April 22, 2020
COVID-19 | Corporate - CVM regulates virtual meetings for Brazilian publicly-held corporations
Corporate - updated on Apr 22 at 18:02 pm
CVM regulates virtual meetings for Brazilian publicly-held corporations
On April 17, 2020, the Brazilian Securities and Exchange Commission (Comissão de Valores Mobiliários – CVM) issued the Instruction (ICVM) No. 622, which regulates the Provisional Measure (PM) No. 931, enacted by the Federal Government on March 30, 2020. PM No. 931 aimed at easing a number of the requirements applicable to publicly-held corporations. Among the legal changes set forth by PM No. 931 is the possibility of conducting shareholders’ meetings entirely through electronic means, similarly to the rules applicable to in-person meetings.

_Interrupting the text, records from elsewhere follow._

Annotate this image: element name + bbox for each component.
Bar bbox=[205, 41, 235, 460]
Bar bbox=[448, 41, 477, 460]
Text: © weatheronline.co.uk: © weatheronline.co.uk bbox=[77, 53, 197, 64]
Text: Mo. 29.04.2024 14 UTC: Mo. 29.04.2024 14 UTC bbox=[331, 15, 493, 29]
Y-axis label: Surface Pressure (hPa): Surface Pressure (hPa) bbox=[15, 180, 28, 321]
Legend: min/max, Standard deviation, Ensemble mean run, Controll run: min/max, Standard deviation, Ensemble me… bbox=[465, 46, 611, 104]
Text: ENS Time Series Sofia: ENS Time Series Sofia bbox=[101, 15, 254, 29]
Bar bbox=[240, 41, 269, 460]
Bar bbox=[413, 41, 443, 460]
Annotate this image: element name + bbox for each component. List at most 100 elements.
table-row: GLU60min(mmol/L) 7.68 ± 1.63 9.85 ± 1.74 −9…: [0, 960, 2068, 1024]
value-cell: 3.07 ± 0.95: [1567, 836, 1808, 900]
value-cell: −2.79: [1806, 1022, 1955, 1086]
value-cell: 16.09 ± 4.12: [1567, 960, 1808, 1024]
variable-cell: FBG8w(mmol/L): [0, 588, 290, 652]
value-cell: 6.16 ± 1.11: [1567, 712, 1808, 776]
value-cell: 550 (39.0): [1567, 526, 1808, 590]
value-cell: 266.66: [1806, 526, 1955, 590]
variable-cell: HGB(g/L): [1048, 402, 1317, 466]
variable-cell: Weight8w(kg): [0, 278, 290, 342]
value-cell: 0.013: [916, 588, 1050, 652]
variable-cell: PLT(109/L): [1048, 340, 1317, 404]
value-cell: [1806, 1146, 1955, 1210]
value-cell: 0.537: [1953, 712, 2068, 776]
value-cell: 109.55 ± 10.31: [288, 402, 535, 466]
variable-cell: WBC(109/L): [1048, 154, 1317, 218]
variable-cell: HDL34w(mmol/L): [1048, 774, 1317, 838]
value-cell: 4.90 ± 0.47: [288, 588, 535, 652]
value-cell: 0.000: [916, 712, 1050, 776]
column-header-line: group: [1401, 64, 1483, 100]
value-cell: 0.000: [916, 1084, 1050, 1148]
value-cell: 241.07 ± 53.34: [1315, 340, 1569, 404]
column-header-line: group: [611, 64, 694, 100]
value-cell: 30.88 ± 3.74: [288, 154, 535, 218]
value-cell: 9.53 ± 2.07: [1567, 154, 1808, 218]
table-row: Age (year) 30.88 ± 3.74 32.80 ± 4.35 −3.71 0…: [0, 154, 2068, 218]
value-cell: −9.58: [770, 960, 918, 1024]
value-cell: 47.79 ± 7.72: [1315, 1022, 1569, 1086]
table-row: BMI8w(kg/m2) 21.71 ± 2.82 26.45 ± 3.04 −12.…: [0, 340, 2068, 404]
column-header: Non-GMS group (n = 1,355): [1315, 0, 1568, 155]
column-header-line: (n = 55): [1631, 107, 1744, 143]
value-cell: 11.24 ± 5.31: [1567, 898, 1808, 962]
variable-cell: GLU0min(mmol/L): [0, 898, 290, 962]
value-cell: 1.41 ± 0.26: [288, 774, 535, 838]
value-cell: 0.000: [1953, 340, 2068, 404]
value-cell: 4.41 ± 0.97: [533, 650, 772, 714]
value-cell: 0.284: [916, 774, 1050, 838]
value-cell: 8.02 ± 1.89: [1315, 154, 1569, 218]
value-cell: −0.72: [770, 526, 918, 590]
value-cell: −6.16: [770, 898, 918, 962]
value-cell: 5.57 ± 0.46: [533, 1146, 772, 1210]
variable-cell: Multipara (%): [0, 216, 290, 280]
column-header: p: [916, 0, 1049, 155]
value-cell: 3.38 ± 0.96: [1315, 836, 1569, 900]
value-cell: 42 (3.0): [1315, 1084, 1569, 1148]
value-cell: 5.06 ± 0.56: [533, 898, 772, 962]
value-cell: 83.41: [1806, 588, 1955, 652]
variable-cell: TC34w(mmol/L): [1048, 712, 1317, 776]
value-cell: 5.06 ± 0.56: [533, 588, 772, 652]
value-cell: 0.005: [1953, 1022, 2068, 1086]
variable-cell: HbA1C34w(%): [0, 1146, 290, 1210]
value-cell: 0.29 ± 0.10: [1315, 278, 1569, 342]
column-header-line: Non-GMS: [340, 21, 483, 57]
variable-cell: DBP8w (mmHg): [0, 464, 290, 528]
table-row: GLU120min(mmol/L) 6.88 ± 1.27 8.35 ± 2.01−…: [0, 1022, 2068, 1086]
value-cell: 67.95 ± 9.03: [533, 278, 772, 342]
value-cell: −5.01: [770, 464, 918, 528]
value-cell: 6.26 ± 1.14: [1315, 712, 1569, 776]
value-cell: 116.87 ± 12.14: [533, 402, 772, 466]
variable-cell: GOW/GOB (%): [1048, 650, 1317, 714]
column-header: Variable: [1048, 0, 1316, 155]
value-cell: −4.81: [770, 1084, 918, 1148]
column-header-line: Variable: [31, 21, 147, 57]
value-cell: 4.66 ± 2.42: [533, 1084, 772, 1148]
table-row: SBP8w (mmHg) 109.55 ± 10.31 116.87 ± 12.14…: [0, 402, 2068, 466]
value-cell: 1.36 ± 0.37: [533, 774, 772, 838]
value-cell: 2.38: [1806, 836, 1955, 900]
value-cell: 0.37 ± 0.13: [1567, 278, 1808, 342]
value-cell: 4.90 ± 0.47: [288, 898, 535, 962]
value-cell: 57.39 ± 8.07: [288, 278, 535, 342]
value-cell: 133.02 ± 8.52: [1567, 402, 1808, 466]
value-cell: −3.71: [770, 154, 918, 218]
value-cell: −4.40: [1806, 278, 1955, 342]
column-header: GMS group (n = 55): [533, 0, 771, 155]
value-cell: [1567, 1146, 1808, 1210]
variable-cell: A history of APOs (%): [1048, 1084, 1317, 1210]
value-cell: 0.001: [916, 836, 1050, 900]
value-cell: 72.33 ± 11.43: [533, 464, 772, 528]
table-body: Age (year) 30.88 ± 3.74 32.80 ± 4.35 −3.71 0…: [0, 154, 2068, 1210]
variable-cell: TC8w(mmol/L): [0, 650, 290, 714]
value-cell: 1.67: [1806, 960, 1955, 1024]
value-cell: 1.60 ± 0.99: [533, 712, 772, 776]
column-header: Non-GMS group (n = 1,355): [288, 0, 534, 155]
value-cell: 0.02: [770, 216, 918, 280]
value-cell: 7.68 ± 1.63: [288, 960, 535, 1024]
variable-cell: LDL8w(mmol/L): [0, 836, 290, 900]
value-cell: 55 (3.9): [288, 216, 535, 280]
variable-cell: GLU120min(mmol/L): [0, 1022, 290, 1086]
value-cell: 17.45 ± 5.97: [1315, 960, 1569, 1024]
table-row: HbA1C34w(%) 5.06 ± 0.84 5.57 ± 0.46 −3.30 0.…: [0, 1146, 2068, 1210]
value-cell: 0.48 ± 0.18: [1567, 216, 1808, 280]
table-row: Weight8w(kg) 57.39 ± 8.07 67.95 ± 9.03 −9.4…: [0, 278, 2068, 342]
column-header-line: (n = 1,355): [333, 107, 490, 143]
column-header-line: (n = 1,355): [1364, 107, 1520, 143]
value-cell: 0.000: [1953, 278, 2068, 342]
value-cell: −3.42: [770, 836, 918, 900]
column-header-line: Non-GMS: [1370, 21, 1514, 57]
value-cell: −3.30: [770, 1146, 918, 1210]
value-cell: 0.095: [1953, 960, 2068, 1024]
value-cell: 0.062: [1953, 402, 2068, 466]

Partially virtual meetings are already permitted by Law No. 12,431/2015, regulated by ICVM No. 561/2015, authorizing the shareholders to use a proxy-voting system or to participate remotely.
ICVM No. 622 brought the following specific changes:
- In both forms (partially or fully virtual meetings), shareholders may participate remotely, whether or not using the proxy-voting system, or participate and vote after duly identifying themselves, therefore disregarding a prior vote casted through a proxy system;
- The call notice for the meeting must contain the following additional information: (i) where the meeting will take place, which may be other than the corporation’s head offices, if, as a consequence of force majeure (with due applicable justification), it may not occur at the corporation’s head offices (which remains the rule, being the second best choice a place within the boundaries of the same city, if so necessary); (ii) the form of the meeting, if it will be partially or fully virtual; (iii) operational details about how the shareholders may remotely participate and cast their votes (more details may be provided through a specific Internet link); and (iv) for meetings with the purpose of appointing board members, the agenda must indicate the minimum equity interest percentage for adopting the multiple-voting (voto múltiplo) system;
- The corporation may require previous presentation of the documents listed in the call notice for the meeting, which must be presented within two days before the date of the meeting;
- Shareholders may file documents in a digital form both to legitimate their participation and to exercise their rights (e.g. to cast a dissident vote or to present any other pertinent statement);
- The corporation must endeavor to adopt a technological tool that fulfills the following minimum requirements: (i) possibility of participants to express their opinions and to access all documents presented during the meeting and not previously made available to them; (ii) full recording of the meeting, which may also be broadcasted in open-access communication means (e.g. Internet); and (iii) possibility of communication among shareholders;
- Officers and board members, authorized third parties, and those whose presence is legally required may also participate remotely;
- Shareholders participating remotely must be considered as signatories of the minutes of the respective meeting;
- The minutes of the meeting must expressly state that the meeting was either partially or fully virtual, informing how the participation and voting occurred. President and secretary of the meeting must sign the minutes using a digital certification or any other form assuring his or her authorship and integrity; and
- Meetings already scheduled before the issuance of ICVM No. 622 and not yet held may also take place in partial or full digital form, provided that this is informed through a “Material Release” (Fato Relevante), including all the information required by ICVM No. 622. If the meeting is expected to be held by April 30, 2020, the Material Release must be published at least one day before the meeting. In all other cases (i.e., meetings occurring after April 30, 2020) the Material Release must be published at least five days before the scheduled dates.